Comme l’ont écrit les évêques de France il y a quelques jours à propos de notre pays, « le malaise social que nous constatons a certes partie liée à des décisions politiques, mais il est plus profond. Il tient aussi à l’individualisme et à l’égoïsme dans lesquels nos sociétés se laissent entraîner depuis des décennies, à la dissolution des liens sociaux, à la fragilisation des familles, à la pression de la consommation, à l’affaiblissement de notre sens du respect de la vie humaine, à l’effacement de Dieu dans la conscience commune ». Cela implique que nous devons nous convertir pour chasser le mal d’abord en nous-mêmes. C’est alors que nous serons assez forts, assez unis au Christ, pour chasser avec lui les forces du mal qui nous entourent. Regardons les saints. Comme Jésus, ils ont chassé des démons, guéri des malades, et même ressuscité des morts…

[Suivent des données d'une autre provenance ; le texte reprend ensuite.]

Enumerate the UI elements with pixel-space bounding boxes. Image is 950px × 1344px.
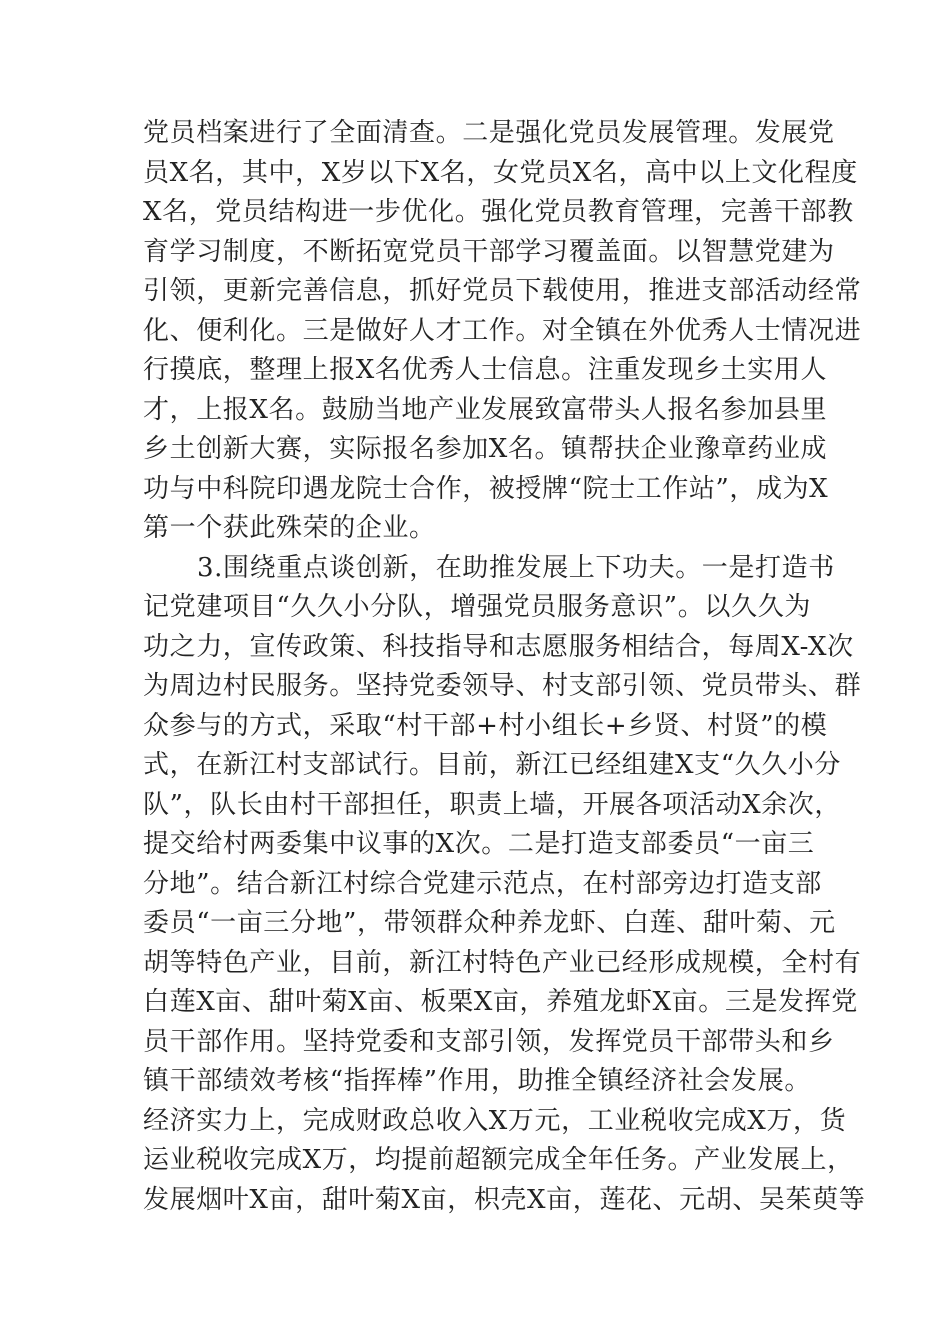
text-line: 化、便利化。三是做好人才工作。对全镇在外优秀人士情况进 — [143, 315, 862, 346]
text-line: 胡等特色产业，目前，新江村特色产业已经形成规模，全村有 — [143, 947, 862, 978]
text-line: X名，党员结构进一步优化。强化党员教育管理，完善干部教 — [143, 197, 854, 227]
text-line: 运业税收完成X万，均提前超额完成全年任务。产业发展上， — [143, 1145, 854, 1175]
text-line: 队”，队长由村干部担任，职责上墙，开展各项活动X余次， — [143, 789, 842, 820]
text-line: 党员档案进行了全面清查。二是强化党员发展管理。发展党 — [143, 118, 835, 148]
text-line: 白莲X亩、甜叶菊X亩、板栗X亩，养殖龙虾X亩。三是发挥党 — [143, 987, 858, 1017]
text-line: 众参与的方式，采取“村干部+村小组长+乡贤、村贤”的模 — [143, 710, 828, 741]
text-line: 分地”。结合新江村综合党建示范点，在村部旁边打造支部 — [143, 868, 822, 899]
text-line: 经济实力上，完成财政总收入X万元，工业税收完成X万，货 — [143, 1105, 847, 1136]
text-line: 乡土创新大赛，实际报名参加X名。镇帮扶企业豫章药业成 — [143, 434, 828, 464]
text-line: 提交给村两委集中议事的X次。二是打造支部委员“一亩三 — [143, 829, 815, 859]
paragraph-1 — [143, 114, 862, 549]
text-line: 镇干部绩效考核“指挥棒”作用，助推全镇经济社会发展。 — [143, 1066, 811, 1096]
text-line: 功与中科院印遇龙院士合作，被授牌“院士工作站”，成为X — [143, 473, 829, 504]
text-line: 发展烟叶X亩，甜叶菊X亩，枳壳X亩，莲花、元胡、吴茱萸等 — [143, 1184, 866, 1215]
paragraph-2 — [143, 549, 866, 1221]
text-line: 委员“一亩三分地”，带领群众种养龙虾、白莲、甜叶菊、元 — [143, 908, 836, 938]
text-line: 育学习制度，不断拓宽党员干部学习覆盖面。以智慧党建为 — [143, 236, 835, 267]
text-line: 第一个获此殊荣的企业。 — [143, 513, 436, 543]
text-line: 3.围绕重点谈创新，在助推发展上下功夫。一是打造书 — [197, 552, 835, 583]
text-line: 员干部作用。坚持党委和支部引领，发挥党员干部带头和乡 — [143, 1026, 835, 1057]
text-line: 功之力，宣传政策、科技指导和志愿服务相结合，每周X-X次 — [143, 631, 854, 662]
text-line: 才，上报X名。鼓励当地产业发展致富带头人报名参加县里 — [143, 394, 828, 425]
text-line: 记党建项目“久久小分队，增强党员服务意识”。以久久为 — [143, 592, 811, 622]
text-line: 引领，更新完善信息，抓好党员下载使用，推进支部活动经常 — [143, 276, 862, 306]
document-body — [143, 114, 866, 1220]
text-line: 式，在新江村支部试行。目前，新江已经组建X支“久久小分 — [143, 750, 842, 780]
text-line: 为周边村民服务。坚持党委领导、村支部引领、党员带头、群 — [143, 671, 862, 701]
text-line: 员X名，其中，X岁以下X名，女党员X名，高中以上文化程度 — [143, 157, 858, 188]
text-line: 行摸底，整理上报X名优秀人士信息。注重发现乡土实用人 — [143, 355, 828, 385]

Ainsi, le Seigneur nous invite à passer de la peur à la confiance, grâce à la foi. Après que la tempête s’est apaisée, les disciples sont « saisis d’une grande crainte ». La peur qui paralyse s’est transformée en crainte, le premier des dons du Saint Esprit, synonyme d’adoration confiante. Cela signifie-t-il qu’ils sont parfaitement abandonnés entre les mains de Dieu et capables de lutter contre toutes les formes de mal ? Non, nous savons qu’ils se laisseront à nouveau dominer par la peur, notamment lors de l’arrestation de Jésus à Gethsémani. Vivre dans une parfaite confiance est un long apprentissage, celui de toute une vie. Ne nous laissons jamais dominer par la peur. Lorsqu’elle viendra nous saisir, crions vers le Seigneur en lui disant : « Maître, nous sommes perdus ; cela ne te fait rien ? » Soyons sûrs qu’il viendra à notre secours. Et lorsque nous rencontrerons des personnes paralysées par la peur, invitons-les à monter sur la barque de l’Eglise, qui jamais ne chavirera. Après bien des tempêtes, nous parviendrons tous ensemble sur l’autre rive, celle de la résurrection et du Royaume de Dieu.